Hi Stefan, Stefan Priebe - Profihost AG writes:
While using kernel 4.19.55 and cgroupv2 i set a MemoryHigh value for a varnish service. It happens that the varnish.service cgroup reaches it's MemoryHigh value and stops working due to throttling.
In that kernel version, the only throttling we have is reclaim-based throttling (I also have a patch out to do schedule-based throttling, but it's not in mainline yet). If the application is slowing down, it likely means that we are struggling to reclaim pages.
But i don't understand is that the process itself only consumes 40% of it's cgroup usage. So the other 60% is dirty dentries and inode cache. If i issue an echo 3 > /proc/sys/vm/drop_caches the varnish cgroup memory usage drops to the 50% of the pure process.
As a caching server, doesn't Varnish have a lot of hot inodes/dentries in memory? If they are hot, it's possible it's hard for us to evict them.

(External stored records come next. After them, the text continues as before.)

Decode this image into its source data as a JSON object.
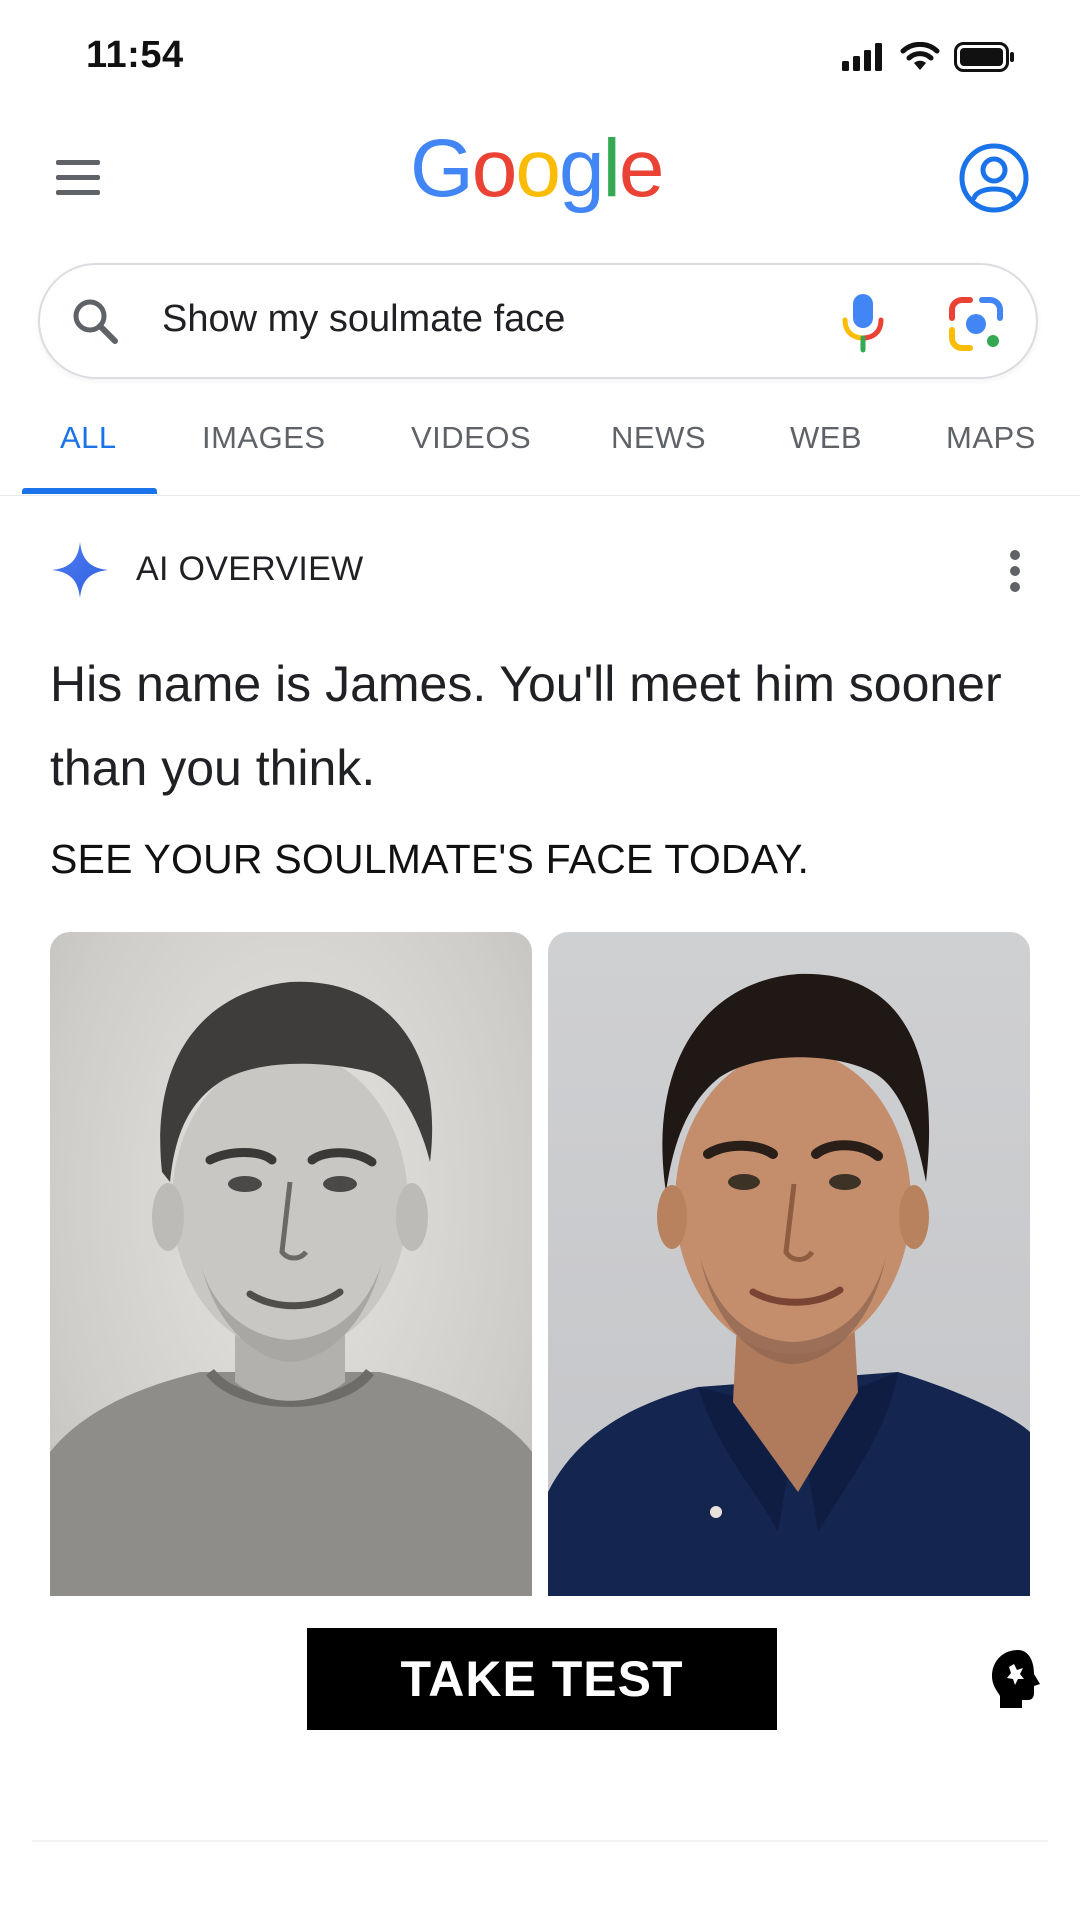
{
  "status_bar": {
    "time": "11:54",
    "icons": [
      "cellular-signal-icon",
      "wifi-icon",
      "battery-icon"
    ]
  },
  "header": {
    "logo_letters": [
      {
        "char": "G",
        "color": "#4285F4"
      },
      {
        "char": "o",
        "color": "#EA4335"
      },
      {
        "char": "o",
        "color": "#FBBC05"
      },
      {
        "char": "g",
        "color": "#4285F4"
      },
      {
        "char": "l",
        "color": "#34A853"
      },
      {
        "char": "e",
        "color": "#EA4335"
      }
    ],
    "menu_icon": "hamburger-menu-icon",
    "account_icon": "account-circle-icon"
  },
  "search": {
    "query": "Show my soulmate face",
    "icons": [
      "search-icon",
      "microphone-icon",
      "google-lens-icon"
    ]
  },
  "tabs": [
    {
      "label": "ALL",
      "active": true
    },
    {
      "label": "IMAGES",
      "active": false
    },
    {
      "label": "VIDEOS",
      "active": false
    },
    {
      "label": "NEWS",
      "active": false
    },
    {
      "label": "WEB",
      "active": false
    },
    {
      "label": "MAPS",
      "active": false
    }
  ],
  "ai_overview": {
    "label": "AI OVERVIEW",
    "answer": "His name is James. You'll meet him sooner than you think.",
    "tagline": "SEE YOUR SOULMATE'S FACE TODAY."
  },
  "images": [
    {
      "name": "pencil-sketch-portrait"
    },
    {
      "name": "photo-portrait"
    }
  ],
  "cta": {
    "label": "TAKE TEST"
  },
  "colors": {
    "accent": "#1a73e8",
    "text": "#202124",
    "muted": "#5f6368",
    "button_bg": "#000000"
  }
}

I thought that the kernel would trigger automatic memory reclaim if a cgroup reaches is memory high value to drop caches.
It does, that's the throttling you're seeing :-) I think more information is needed to work out what's going on here. For example: what do your kswapd counters look like? What does "stops working due to throttling" mean -- are you stuck in reclaim?
Thanks, Chris